Nov 21, 2013 10:14 AM EST
Motor Coaches And Large Buses Required to Have Safety Belts to Reduce Fatalaties and Injuries
The U.S. Department of Transportation's National Highway Traffic Safety Administration (NHTSA) has made it mandatory for new motor coaches and other large buses to have safety (lap and shoulder) belts for passengers and drivers, beginning November 2016.
The new policy aims to reduce the risk of fatalities and injuries in crashes and to lower the risk of passenger's ejection in rollovers.
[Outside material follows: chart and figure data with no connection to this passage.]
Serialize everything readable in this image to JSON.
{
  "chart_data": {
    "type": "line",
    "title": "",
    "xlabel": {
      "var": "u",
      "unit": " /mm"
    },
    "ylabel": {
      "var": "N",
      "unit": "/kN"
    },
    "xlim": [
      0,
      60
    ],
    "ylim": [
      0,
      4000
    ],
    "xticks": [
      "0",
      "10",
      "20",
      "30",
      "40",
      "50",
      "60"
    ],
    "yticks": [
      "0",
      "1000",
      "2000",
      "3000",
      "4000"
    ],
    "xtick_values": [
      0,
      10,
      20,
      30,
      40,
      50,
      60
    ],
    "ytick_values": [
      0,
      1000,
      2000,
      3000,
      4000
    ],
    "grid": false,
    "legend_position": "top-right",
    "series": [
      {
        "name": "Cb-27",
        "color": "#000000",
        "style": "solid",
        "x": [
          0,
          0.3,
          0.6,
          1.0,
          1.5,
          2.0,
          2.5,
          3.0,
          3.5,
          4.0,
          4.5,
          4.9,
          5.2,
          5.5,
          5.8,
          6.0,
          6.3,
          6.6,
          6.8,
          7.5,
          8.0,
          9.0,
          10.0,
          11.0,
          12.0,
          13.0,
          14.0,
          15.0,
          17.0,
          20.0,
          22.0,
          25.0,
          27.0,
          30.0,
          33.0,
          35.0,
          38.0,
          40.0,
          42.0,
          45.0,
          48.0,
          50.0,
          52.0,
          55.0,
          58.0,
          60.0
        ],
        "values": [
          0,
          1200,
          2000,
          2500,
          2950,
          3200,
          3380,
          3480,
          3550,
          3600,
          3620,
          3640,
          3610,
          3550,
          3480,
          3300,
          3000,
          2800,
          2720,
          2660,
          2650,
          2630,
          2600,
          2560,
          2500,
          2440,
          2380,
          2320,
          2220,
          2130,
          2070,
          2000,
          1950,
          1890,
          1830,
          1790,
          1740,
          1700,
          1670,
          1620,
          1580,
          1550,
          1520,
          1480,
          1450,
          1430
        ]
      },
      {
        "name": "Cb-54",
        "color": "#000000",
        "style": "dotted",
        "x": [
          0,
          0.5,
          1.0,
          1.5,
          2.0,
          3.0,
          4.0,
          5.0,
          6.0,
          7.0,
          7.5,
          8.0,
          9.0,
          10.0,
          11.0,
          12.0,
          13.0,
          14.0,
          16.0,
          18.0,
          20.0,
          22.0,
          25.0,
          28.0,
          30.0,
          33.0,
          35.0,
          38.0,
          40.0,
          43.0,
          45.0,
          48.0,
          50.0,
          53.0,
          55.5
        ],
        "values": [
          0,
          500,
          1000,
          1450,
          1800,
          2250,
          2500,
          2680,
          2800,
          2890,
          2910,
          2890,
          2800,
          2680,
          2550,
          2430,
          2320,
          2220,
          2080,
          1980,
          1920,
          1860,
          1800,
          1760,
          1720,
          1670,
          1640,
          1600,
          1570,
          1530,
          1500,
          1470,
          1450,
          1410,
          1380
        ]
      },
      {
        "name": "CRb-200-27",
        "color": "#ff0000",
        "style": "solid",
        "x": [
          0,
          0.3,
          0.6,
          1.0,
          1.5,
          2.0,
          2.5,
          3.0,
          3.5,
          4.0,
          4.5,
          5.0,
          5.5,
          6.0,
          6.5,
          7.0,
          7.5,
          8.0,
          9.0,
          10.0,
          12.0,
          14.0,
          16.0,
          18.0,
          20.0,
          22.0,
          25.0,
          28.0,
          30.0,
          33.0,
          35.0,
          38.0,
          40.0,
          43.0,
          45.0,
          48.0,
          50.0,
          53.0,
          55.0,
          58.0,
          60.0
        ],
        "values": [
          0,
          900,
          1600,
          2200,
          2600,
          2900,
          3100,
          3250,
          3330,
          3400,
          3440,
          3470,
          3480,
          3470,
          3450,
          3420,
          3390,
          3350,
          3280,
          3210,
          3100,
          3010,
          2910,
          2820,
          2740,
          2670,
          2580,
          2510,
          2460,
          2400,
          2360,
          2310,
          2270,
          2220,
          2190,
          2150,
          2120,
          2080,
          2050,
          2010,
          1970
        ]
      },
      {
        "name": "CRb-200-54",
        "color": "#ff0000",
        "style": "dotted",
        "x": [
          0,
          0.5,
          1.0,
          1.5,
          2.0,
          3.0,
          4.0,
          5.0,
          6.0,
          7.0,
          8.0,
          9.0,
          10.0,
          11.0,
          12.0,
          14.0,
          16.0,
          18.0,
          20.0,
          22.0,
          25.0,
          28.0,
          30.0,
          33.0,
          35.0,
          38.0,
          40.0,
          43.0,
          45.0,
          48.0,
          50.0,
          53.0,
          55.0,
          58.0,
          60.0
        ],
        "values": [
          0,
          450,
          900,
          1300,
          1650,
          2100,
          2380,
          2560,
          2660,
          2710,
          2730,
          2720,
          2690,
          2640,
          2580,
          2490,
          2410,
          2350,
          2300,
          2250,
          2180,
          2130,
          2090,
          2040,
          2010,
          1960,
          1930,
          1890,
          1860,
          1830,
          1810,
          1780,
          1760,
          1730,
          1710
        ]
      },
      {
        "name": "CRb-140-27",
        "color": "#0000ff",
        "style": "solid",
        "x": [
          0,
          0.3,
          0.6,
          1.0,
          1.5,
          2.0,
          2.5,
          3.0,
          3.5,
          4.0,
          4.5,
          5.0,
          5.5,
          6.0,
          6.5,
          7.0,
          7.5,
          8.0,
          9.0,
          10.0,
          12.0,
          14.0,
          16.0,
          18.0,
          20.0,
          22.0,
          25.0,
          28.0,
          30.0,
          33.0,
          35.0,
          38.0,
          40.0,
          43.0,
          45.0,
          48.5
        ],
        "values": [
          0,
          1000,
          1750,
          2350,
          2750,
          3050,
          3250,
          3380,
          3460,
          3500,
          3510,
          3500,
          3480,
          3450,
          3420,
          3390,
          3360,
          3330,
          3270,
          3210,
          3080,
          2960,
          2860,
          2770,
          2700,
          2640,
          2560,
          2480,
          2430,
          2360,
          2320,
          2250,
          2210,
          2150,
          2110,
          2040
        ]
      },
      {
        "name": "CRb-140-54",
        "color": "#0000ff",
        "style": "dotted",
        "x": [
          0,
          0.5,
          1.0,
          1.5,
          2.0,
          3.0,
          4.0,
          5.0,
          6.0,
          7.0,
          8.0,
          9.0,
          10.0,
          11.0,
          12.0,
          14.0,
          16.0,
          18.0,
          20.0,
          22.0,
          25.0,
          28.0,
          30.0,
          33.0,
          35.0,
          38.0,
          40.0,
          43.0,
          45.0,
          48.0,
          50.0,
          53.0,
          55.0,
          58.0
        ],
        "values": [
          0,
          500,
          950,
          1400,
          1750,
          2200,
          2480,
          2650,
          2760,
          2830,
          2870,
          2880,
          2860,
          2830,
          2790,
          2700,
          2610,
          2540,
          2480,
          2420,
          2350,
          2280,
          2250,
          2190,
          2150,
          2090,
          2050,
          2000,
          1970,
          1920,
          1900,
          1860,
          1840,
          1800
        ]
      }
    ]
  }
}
The federal rule however is not applicable for transit and school buses.
"Safety is our highest priority and we are committed to reducing the number of deaths and injuries on our roadways," said U.S. Transportation Secretary Anthony Foxx in a statement. "Today's rule is a significant step forward in our efforts to improve motorcoach safety."
The federal regulators have introduced the new policy after the deadly crash of a charter bus carrying the Bluffton University baseball team in March 2007. The crash killed five members of the baseball team, the bus driver and his wife. Seven passengers were seriously injured and 21 sustained minor injuries. The team was en route to a game in Florida.
"Today is a good day for the families who have fought for safer tour buses," U.S. Sen. Sherrod Brown said.
John Betts, whose 20-year-old son David died in the 2007 charter bus accident outside Atlanta, said that the safety belt rule is 'way overdue, and it's about time,' Cleveland reports. David was a sophomore and played baseball.
"While travel on motorcoaches is overall a safe form of transportation, when accidents do occur, there is the potential for a great number of deaths and serious injuries due to the number of occupants and high speeds at which vehicles are traveling," NHTSA administrator David Strickland, said in a statement.
"Adding seat belts to motorcoaches increases safety for all passengers and drivers, especially in the event of a rollover crash."
According to NHTSA, on average, 21 motor coach and large bus passengers are killed and 7,934 are injured every year in crashes. Installing seat belts reduces the fatalities by up to 44 percent and the number of moderate to severe injuries by 45 percent.